Memorandum Of Association Of A Company :
Is the constitution or charter of the company and contains the powers of the company. No company can be registered under the Companies Act, 1956 without the memorandum of association. Under Section 2(28) of the Companies Act, 1956 the memorandum means the memorandum of association of the company as originally framed or as altered from time to time in pursuance with any of the previous companies law or the Companies Act, 1956.

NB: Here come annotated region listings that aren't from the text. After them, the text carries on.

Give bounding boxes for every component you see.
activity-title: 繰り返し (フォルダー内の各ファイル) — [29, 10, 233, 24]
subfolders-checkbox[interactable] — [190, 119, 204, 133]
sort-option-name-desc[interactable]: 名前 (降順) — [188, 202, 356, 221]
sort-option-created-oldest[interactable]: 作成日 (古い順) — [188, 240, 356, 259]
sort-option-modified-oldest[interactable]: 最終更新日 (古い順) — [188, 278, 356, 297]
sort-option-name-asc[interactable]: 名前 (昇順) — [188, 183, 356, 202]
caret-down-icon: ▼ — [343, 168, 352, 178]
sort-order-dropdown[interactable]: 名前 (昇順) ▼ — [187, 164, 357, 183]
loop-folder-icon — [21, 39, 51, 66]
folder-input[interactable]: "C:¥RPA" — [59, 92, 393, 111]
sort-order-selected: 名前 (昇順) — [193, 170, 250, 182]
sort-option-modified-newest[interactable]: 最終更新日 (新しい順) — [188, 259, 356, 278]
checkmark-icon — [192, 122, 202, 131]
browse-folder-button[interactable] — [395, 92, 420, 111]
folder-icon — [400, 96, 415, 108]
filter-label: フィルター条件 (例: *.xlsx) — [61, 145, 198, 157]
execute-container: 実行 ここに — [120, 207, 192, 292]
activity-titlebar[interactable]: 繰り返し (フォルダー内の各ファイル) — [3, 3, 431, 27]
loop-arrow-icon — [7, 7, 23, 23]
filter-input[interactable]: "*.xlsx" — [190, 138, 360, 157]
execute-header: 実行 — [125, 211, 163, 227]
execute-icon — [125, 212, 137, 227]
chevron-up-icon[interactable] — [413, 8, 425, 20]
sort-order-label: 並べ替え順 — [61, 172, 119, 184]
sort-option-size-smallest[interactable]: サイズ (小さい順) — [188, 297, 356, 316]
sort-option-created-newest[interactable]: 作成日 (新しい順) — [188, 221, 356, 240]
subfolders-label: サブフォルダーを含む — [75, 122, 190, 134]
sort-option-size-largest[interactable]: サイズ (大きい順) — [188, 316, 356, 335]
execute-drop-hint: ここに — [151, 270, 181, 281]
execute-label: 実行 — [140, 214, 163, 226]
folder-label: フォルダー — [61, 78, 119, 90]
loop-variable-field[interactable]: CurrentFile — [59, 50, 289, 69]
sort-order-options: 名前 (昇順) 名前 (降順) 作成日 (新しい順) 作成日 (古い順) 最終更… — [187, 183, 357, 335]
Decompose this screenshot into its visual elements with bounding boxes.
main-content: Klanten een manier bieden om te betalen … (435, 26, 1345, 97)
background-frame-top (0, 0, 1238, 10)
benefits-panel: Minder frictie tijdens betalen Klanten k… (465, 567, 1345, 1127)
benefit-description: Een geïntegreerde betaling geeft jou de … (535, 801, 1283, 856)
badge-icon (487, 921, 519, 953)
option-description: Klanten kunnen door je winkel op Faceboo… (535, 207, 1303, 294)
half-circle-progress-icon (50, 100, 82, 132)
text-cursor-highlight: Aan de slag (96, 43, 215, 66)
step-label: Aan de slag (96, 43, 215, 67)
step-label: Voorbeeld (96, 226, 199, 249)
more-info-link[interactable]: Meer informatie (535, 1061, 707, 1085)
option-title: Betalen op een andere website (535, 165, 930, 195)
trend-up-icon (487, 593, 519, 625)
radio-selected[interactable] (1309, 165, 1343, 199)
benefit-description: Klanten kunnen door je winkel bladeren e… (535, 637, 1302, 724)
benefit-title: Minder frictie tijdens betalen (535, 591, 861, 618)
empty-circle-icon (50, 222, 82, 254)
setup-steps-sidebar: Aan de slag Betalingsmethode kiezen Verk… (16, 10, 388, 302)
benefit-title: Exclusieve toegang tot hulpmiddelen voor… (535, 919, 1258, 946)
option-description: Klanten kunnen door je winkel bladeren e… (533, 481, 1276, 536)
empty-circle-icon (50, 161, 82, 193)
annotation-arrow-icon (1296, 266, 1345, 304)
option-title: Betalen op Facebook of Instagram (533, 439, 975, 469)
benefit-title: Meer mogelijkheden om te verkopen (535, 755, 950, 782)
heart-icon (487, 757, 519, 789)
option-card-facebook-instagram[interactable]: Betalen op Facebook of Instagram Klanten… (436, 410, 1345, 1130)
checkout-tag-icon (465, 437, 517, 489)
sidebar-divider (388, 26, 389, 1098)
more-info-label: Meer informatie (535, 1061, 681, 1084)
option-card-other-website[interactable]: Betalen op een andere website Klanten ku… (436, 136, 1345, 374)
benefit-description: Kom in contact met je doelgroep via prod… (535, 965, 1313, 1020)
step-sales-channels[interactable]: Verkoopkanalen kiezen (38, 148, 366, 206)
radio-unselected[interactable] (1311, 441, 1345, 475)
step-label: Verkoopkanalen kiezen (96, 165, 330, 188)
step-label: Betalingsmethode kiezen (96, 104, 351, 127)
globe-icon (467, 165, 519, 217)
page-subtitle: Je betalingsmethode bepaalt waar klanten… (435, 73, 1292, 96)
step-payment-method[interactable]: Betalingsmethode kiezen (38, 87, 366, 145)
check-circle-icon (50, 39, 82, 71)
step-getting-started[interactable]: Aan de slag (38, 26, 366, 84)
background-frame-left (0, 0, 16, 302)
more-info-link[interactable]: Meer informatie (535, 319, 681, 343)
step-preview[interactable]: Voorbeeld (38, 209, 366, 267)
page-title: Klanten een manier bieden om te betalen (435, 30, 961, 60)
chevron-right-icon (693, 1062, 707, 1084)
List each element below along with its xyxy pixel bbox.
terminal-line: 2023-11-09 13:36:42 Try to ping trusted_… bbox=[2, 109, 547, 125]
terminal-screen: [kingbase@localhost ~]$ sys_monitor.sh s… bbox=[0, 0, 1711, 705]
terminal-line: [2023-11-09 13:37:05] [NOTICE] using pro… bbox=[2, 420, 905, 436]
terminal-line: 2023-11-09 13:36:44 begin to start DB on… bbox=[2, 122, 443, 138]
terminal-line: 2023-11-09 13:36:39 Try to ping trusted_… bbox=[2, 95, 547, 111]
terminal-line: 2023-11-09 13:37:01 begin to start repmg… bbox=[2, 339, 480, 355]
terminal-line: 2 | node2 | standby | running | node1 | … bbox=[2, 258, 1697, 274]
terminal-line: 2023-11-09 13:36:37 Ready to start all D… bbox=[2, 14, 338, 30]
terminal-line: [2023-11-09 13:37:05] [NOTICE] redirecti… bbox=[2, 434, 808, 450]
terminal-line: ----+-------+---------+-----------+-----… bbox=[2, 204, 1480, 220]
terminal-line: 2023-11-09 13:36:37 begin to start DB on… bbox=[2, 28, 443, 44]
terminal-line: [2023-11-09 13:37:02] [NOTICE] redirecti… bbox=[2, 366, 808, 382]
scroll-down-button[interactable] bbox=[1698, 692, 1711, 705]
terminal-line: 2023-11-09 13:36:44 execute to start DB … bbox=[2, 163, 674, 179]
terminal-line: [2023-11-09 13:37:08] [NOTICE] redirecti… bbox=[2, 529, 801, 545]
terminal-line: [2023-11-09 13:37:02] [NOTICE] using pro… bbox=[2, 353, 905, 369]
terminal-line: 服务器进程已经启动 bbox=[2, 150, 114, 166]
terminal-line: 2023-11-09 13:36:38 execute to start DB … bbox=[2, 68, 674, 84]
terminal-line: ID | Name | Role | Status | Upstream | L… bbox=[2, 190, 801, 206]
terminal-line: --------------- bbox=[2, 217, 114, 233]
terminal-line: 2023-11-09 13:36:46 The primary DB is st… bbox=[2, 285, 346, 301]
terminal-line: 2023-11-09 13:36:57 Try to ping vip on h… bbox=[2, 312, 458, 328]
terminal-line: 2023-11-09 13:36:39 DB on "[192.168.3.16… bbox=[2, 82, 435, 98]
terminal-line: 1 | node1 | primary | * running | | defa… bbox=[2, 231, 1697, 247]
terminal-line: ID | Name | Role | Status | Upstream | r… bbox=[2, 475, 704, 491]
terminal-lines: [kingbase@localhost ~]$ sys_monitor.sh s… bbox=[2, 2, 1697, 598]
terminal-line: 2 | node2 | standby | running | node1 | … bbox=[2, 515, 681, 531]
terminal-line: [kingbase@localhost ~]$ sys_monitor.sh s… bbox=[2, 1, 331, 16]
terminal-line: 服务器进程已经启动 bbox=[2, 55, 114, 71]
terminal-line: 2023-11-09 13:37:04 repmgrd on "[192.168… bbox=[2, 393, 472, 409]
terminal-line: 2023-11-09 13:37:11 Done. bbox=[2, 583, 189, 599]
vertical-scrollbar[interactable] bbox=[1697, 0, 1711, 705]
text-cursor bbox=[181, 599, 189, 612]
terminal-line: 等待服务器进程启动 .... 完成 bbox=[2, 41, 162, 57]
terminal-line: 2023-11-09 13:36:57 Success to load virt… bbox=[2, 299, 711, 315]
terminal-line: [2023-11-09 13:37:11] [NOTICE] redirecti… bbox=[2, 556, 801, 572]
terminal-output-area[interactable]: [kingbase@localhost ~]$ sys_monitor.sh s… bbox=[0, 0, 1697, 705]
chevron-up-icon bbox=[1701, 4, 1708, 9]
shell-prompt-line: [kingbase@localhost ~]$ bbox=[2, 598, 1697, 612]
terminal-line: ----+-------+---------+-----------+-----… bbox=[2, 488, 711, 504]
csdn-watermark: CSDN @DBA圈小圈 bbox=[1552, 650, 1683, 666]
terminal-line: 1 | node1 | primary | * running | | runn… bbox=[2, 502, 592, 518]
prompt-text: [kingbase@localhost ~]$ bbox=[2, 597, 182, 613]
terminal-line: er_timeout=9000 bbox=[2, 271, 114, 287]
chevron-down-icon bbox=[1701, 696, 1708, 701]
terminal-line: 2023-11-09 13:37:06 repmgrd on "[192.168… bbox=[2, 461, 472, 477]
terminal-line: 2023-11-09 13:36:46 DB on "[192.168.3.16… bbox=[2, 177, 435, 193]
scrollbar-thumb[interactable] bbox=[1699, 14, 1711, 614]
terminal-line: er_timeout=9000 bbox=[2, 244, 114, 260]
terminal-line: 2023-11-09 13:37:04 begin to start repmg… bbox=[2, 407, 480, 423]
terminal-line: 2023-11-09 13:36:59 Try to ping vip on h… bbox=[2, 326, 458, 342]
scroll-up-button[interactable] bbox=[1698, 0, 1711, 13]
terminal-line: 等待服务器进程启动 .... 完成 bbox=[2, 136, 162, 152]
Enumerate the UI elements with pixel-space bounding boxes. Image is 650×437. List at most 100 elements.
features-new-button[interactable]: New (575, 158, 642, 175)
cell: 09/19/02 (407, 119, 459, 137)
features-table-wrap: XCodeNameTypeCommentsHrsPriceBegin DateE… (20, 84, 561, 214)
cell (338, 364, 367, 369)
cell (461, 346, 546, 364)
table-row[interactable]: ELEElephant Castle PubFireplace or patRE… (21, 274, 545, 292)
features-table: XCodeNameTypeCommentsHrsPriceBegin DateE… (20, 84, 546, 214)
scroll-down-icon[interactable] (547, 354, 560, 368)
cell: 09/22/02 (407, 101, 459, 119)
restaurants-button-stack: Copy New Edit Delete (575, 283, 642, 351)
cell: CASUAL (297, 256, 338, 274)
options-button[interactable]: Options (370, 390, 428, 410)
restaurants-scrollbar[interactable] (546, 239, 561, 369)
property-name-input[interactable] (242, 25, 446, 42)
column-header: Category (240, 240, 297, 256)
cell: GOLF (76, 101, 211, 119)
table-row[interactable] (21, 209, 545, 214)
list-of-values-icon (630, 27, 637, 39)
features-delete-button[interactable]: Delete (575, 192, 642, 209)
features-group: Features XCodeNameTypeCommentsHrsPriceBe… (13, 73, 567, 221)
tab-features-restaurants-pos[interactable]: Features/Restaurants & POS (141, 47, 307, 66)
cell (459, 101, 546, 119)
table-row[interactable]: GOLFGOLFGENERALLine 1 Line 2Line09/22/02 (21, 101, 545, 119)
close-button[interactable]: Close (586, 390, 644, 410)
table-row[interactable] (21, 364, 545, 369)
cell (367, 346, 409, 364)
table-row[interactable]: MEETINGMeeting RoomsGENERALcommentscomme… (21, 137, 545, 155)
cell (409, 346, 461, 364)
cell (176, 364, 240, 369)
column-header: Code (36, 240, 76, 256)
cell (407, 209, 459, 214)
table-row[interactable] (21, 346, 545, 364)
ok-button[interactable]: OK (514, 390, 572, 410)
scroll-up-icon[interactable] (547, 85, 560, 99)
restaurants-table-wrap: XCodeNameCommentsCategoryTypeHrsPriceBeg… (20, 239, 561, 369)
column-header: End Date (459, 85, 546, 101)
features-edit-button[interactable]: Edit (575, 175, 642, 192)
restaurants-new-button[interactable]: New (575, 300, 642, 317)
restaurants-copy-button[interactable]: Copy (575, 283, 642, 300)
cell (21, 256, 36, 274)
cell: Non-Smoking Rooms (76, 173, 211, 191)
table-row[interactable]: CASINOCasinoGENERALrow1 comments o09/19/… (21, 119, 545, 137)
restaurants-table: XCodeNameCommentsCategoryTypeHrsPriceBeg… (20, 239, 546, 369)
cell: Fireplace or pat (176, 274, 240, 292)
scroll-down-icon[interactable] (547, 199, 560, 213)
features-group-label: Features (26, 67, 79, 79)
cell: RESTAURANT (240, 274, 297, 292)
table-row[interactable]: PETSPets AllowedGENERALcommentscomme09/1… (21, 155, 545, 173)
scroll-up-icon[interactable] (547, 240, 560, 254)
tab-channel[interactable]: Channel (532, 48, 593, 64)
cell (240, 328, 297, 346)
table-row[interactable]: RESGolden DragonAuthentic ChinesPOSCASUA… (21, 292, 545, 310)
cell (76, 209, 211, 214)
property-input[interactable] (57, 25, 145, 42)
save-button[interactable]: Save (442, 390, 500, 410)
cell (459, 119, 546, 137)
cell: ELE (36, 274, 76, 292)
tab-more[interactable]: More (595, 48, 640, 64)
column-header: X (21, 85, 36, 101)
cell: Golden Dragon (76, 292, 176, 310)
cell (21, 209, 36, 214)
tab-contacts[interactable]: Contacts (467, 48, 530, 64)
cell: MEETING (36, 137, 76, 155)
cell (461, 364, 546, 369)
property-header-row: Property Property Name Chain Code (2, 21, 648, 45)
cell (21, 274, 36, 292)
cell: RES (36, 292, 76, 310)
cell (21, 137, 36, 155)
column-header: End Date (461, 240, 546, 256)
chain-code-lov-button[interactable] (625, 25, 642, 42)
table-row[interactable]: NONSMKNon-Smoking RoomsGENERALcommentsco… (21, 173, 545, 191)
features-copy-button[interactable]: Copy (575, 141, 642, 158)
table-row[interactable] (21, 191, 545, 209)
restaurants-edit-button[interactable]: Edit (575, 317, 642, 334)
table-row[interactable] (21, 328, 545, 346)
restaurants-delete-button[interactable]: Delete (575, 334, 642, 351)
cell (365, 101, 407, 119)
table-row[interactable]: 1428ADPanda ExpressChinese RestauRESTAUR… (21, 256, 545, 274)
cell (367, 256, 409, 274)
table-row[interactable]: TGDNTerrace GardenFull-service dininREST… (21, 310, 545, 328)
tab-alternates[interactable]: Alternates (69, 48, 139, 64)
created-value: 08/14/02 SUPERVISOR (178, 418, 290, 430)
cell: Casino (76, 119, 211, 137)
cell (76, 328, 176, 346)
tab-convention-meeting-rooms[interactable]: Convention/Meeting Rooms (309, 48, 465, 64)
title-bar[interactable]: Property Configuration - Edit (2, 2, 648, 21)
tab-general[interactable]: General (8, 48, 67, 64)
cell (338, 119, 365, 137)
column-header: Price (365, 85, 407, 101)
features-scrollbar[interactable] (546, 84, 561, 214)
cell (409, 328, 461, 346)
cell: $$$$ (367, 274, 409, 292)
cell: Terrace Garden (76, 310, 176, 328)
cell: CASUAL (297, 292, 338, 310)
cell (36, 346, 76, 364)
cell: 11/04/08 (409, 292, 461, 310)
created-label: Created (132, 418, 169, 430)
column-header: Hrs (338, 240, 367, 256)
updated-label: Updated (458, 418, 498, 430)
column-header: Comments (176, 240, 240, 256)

The memorandum of association should be in any of the one form specified in the tables B,C,D and E of Schedule 1 to the Companies Act, 1956. Form in Table B is applicable in case of companies limited by the shares , form in Table C is applicable to the companies limited by guarantee and not having share capital, form in Table D is applicable to company limited by guarantee and having a share capital whereas form in table E is applicable to unlimited companies.
Contents of memorandum :
The memorandum of association of every company must contain the following clauses :-
Name clause :
The name of the company is mentioned in the name clause. A public limited company must end with the word 'Limited' and a private limited company must end with the words 'Private Limited'. The company cannot have a name which in the opinion of the Central Government is undesirable. A name which is identical with or the nearly resembles the name of another company in existence will not be allowed. A company cannot use a name which is prohibited under the Names and Emblems (Prevntion of Misuse Act, 1950 or use a name suggestive of connection to government or State patronage.
Domicile Clause :
The state in which the registered office of company is to be situated is mentioned in this clause. If it is not possible to state the exact location of the registered office, the company must state it provide the exact address either on the day on which commences to carry on its business or within 30 days from the date of incorporation of the company, whichever is earlier. Notice in form no 18 must be given to the Registrar of Comapnies within 30 days of the date of incorporation of the company. Similarly, any change in the registered office must also be intimated in form no 18 to the Registrar of Companies within 30 days. The registered office of the company is the official address of the company where the statutory books and records must be normally be kept. Every company must affix or paint its name and address of its registered office on the outside of the every office or place at which its activities are carried on in.